The deployment target — Qwen3.5-122B-A10B-FP8 on 4× RTX PRO 6000 Blackwell GPUs — is a cutting-edge configuration. The FP8 quantization, Mixture-of-Experts architecture with 256 experts, and the Blackwell SM120 compute architecture all interact in complex ways. The assistant had already spent significant effort building SGLang from source, applying SM120 patches, fixing FP8 KV cache accuracy, and configuring NCCL for tensor parallelism. The speculation tuning in [msg 6508] represents the final layer of optimization on top of a carefully constructed stack.
Conclusion
Message [msg 6508] is a masterclass in systematic performance tuning. The assistant identifies a lever (speculation depth), measures its effect, acknowledges the trade-off, and tests the next increment. The results — 234 tok/s single-request, 1,914 tok/s aggregate — represent a 90% improvement over the starting point, achieved entirely through configuration changes without any code modifications.

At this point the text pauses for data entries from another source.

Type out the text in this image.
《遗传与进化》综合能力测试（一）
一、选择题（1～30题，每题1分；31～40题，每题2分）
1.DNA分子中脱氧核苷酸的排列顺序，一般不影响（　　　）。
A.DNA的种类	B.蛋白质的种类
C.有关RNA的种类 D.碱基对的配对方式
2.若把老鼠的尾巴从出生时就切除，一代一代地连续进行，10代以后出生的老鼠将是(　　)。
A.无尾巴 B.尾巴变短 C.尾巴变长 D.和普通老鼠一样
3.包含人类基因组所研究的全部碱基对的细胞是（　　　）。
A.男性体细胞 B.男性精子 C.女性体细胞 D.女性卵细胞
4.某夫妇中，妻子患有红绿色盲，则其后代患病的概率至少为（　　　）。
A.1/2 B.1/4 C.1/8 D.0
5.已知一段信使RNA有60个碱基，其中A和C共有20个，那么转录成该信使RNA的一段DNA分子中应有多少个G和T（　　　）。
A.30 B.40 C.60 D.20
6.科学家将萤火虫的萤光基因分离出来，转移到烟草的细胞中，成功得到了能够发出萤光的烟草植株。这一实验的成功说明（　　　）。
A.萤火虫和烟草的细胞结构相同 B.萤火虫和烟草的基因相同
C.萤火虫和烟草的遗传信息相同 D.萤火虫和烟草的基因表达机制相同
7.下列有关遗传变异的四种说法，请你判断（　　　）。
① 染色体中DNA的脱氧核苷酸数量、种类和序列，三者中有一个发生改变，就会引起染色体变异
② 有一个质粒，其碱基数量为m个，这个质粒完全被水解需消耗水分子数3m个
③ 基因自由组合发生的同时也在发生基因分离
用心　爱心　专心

But the message also reveals the limits of this approach. The diminishing returns from steps=2 to steps=3, combined with the acknowledged artificiality of the benchmark conditions, suggest that further increases to steps=4 or beyond would yield minimal benefit. The assistant implicitly understands this — the message ends with the benchmark results and no immediate plan to push further. The next step would likely be to validate these results under more realistic conditions, or to explore other optimization axes entirely.
In a single, compact message, the assistant demonstrates the essence of engineering: measure, trade off, decide, and move on.